Tuesday, October 09, 2007

Can we even trust epidemiology?

Another class assignment! In this case, just forcing me to do a more thorough review of an article I meant to review anyways. Here it is:

What level of proof is necessary to make a claim? That seems to be the question Taubes is asking in “Do we really know what makes us healthy.” I would posit that a more appropriate question would be ‘how do we interpret our claims?’

Taubes doubts the validity of epidemiological arguments based on his understanding of statistics as “tools . . . that may be unreliable” and “circumstantial evidence” that should be barely trusted, and only until clinical evidence is available. In one sense, he is right: as a science based on probabilities, epidemiology can be done badly and misused, with results that are untrustworthy. What about epidemiology done right? Sampling biases still exist: healthy users, atypical study subjects, compliance. Diagnostics are imperfect and that can bias results. Some confounders are unknown or immeasurable. However, dealing with these issues is one of the purposes of peer review. Taubes claims that the first report is untrustworthy simply because it lacks that peer review, ignoring the review process that is required to make that report. Any report published without peer review is indeed suspect, but that is true in any field. To re-quote John Bailar, “The appropriate question is not whether there are uncertainties about epidemiologic data, rather, it is whether the uncertainties are so great that one cannot draw useful conclusions from the data.”

The problem may come, not from the science itself, but from the understanding and application of the results. Taubes quotes an editorial from the New England Journal of Medicine on the role of the media in this debacle, namely, that the lay media interprets studies wrong. Rather than seeing an association as it is, they insist on a causative – it’s just easier to report. When a majority of these causations fail to materialize (although the associations may still be present), Taubes suggests they should reject epidemiology as an untrustworthy source.

Rejecting epidemiologic studies on the whole because a majority have been refuted is not a sensible choice. For example, many movies and even more books have poor to dismal ratings from tough critics; should I then reject all such media because the majority are considered bad? I would rather focus on the good, even if they are in the minority. That, of course, requires close, skeptical reading on the part of the science reporters.

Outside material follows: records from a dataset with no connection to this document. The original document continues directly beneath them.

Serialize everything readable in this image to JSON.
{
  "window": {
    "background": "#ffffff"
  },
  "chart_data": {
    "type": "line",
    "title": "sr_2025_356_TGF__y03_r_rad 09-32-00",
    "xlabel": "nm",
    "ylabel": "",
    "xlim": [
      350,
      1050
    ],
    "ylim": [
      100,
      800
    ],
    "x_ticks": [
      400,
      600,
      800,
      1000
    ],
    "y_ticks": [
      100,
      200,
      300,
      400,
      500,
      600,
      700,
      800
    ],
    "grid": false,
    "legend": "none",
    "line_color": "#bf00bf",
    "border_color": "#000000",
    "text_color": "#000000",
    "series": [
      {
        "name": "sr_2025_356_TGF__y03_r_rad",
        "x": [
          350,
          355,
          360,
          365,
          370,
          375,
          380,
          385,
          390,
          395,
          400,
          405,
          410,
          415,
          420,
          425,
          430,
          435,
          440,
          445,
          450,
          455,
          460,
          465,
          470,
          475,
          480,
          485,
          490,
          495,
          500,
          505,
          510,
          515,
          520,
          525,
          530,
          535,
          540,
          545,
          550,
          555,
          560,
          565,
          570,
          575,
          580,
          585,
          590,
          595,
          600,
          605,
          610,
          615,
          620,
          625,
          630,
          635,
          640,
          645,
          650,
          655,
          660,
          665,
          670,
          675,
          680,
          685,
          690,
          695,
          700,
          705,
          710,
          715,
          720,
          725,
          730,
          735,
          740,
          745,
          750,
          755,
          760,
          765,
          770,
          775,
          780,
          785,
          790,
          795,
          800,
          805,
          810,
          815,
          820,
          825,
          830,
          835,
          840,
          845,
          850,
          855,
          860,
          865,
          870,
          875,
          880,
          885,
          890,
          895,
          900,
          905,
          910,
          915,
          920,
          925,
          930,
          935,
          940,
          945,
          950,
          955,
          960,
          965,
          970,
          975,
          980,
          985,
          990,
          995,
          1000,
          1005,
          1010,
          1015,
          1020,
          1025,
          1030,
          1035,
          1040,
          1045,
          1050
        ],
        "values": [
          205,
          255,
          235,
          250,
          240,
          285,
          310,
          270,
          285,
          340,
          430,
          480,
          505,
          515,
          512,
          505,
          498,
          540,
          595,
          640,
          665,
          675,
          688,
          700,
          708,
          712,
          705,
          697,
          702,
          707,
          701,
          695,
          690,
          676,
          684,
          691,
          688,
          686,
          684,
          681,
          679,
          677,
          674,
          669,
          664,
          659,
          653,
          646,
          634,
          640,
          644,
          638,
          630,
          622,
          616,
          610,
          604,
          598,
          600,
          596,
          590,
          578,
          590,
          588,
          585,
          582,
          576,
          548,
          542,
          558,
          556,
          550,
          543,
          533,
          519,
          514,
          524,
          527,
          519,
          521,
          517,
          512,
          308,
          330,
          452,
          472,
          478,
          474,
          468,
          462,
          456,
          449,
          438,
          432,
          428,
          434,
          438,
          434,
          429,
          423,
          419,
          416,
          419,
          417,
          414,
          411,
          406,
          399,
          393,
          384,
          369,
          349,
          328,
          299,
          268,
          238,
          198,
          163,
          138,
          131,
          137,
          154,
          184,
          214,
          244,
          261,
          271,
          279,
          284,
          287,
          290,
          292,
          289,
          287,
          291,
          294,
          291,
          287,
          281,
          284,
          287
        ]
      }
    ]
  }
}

Taubes champions the experimental study as the savior of epidemiologic conclusions. After all, if we can prove that the epidemiologists were right, we can ‘trust’ them (for a certain value of trust). However, one of the older studies he cites is ethically questionable (Goldberger trying to infect himself and colleagues) and the new studies he considers have plausibility problems of their own (H.R.T. studies choosing different subject types). In many cases, experimental studies are simply not possible, as Taubes admits. Why, then, does he end with a suggestion to wait for clinical trials to back up the epidemiologic associations?

The main problem with this entire debate, however, is the differing viewpoints. Taubes writes to inform the individual readers, who will try to apply the results of epidemiologic studies to their own lives. As any epidemiologist knows, those studies are not meant to predict individual results. To an individual, population-level data is a step removed. Maybe the problem comes simply in the application, stepping down to the micro what is meant to be macro – in other words, the ecologic fallacy.

2 comments:

Angelika said...

Epidemiology is also a very complex study-field with lots of variables and very few possibilities for reruns (Could we just have another continent overrun by the bulbonic plague, please?). People coming from research fields that allow for their questions answered by nicely controlled and endlessly repeatable experiments might be easily tempted to consider research on complex studies as 'fuzzy'. Research on evolution tends to have the same problems.

Angelika said...

Oh, the last comment was to mean: Epidemiologist can do great science, even if some other scientists are to daft to realize it. So keep up your good work!